President Alice Gast ended the panel discussion by encouraging the experts to share something positive learnt from COVID-19. Then she continued to tell the audience, “The good news is we have fantastic people like Peter, Wendy and Steven working on this. They took their research and focused immediately on COVID-19 and how to understand it.”
Responding to audience questions
With so many questions coming in during the event, the panel was unable to answer them all live. You’ll find below their answers to the most commonly asked questions.
What lessons can we learn from this pandemic to guide changes in public health policy and practice and social behaviour to prevent or minimize the impact of the next pandemic?
Professor Wendy Barclay: I think we have learned that acting fast is key - early measures to limit virus spread and perhaps incentives for people to adhere to isolation. I am hopeful that new vaccine technologies will enable us to respond even more quickly in future.
How does the REACT study compare to the ONS one which has 1.5m participants?
Professor Steven Riley: REACT uses a random selection of people at each study, whereas ONS is a longitudinal study that goes back to the same people each time. The REACT study sends out around 190,000 test kits each time, and overall has tested more than one million people.
Will the virus eventually end up like the common cold?

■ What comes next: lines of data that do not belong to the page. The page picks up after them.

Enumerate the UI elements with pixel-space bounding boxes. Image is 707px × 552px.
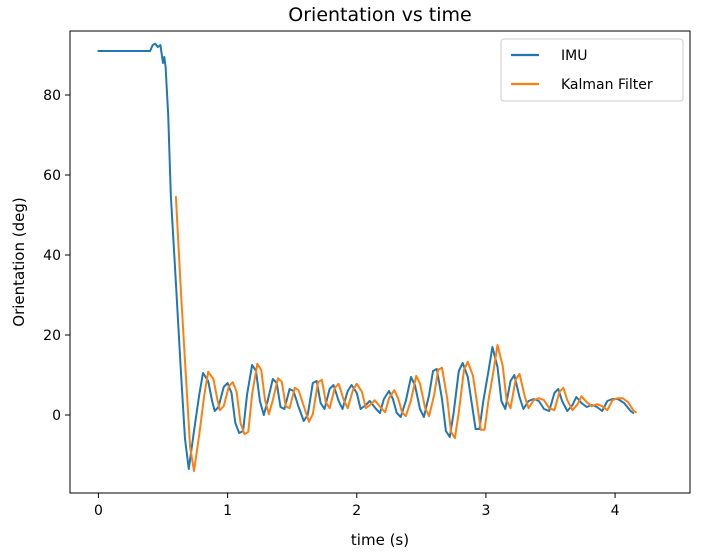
plot-background <box>70 31 690 493</box>
series-lines <box>97 42 637 472</box>
y-axis-label: Orientation (deg) <box>10 197 28 326</box>
y-tick-label-3: 60 <box>43 168 61 184</box>
chart-title: Orientation vs time <box>288 4 471 26</box>
x-axis-label: time (s) <box>351 531 409 549</box>
y-tick-label-0: 0 <box>52 408 61 424</box>
x-tick-label-4: 4 <box>611 503 620 519</box>
x-tick-label-3: 3 <box>481 503 490 519</box>
y-axis-ticks: 0 20 40 60 80 <box>43 88 70 424</box>
legend-label-imu: IMU <box>561 48 587 64</box>
legend: IMU Kalman Filter <box>500 38 684 102</box>
legend-box <box>500 38 684 102</box>
plot-frame <box>69 30 691 494</box>
y-tick-label-4: 80 <box>43 88 61 104</box>
x-tick-label-2: 2 <box>352 503 361 519</box>
x-axis-ticks: 0 1 2 3 4 <box>94 493 620 519</box>
series-line-kalman-filter <box>174 196 637 472</box>
x-tick-label-0: 0 <box>94 503 103 519</box>
y-tick-label-1: 20 <box>43 328 61 344</box>
y-tick-label-2: 40 <box>43 248 61 264</box>
legend-label-kalman: Kalman Filter <box>561 77 653 93</box>
x-tick-label-1: 1 <box>223 503 232 519</box>
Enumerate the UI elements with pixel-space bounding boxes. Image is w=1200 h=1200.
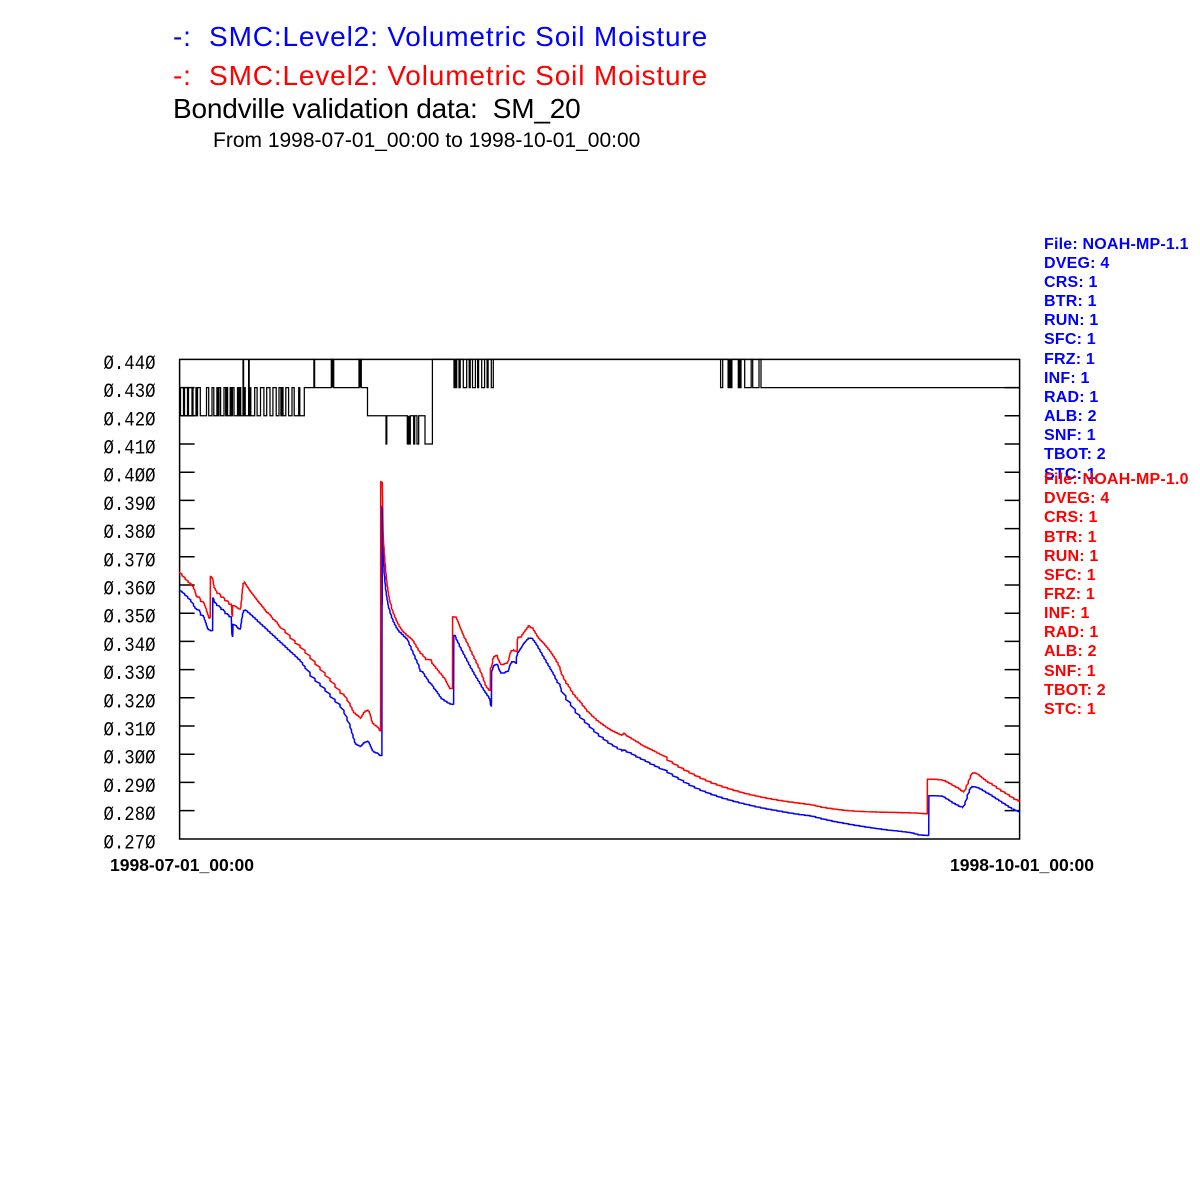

Professor Wendy Barclay: Perhaps, the virus will eventually cause less disease, if young people are infected early in life and retain T cell immunity that can attenuate the disease from a later infection. Additionally, the virus might eventually mutate in ways that make it less virulent but maintain or increase transmission.
Are you seeing a difference in symptoms between the variants?
Professor Peter Openshaw: There is some suggestion of less loss of smell with new variants and the ONS has published data suggesting some small differences in the frequency of symptoms. It is not clear if this is because people with B.1.1.7 present earlier.
What are the trade-offs between vaccinating a large portion of the population at a lower efficacy versus half the number at higher efficacy? How does that change with the prevalence of a virus?
Professor Steven Riley: The trade-off depends mainly on how much protection people get with the first dose. If they get .90% with the first dose and then .95% with the second, then it’s much more efficient to have twice the people at 90% compared to half the people at 95%. With the current COVID-19 vaccines, it’s not quite that simple, because we don't know how long the single-dose protection will last... so in effect, it might not actually be 90% versus 95%. However, the Medicines and Healthcare products Regulatory Agency (MHRA, the UK regulator) and the Joint Committee on Vaccination and Immunisation (JCVI, the UK vaccine advice committee) both took the view that the Pfizer vaccine was very good off just one dose. We will be watching the data closely to see that this is the case. The idea of dose sparing has been used many times in emergency settings, for example, yellow fever.
How effective is vaccination if two different vaccines are used for the first and second doses?
Professor Peter Openshaw: We do not yet know since this has not been tested but will be trialled in the UK in the coming months in a randomized trial. We are seeing large boosts in antibodies in people who have been previously infected and then received one vaccine and this is encouraging for a heterologous prime-boost strategy. There are studies in mice that show benefits from mixed prime-boost schedules.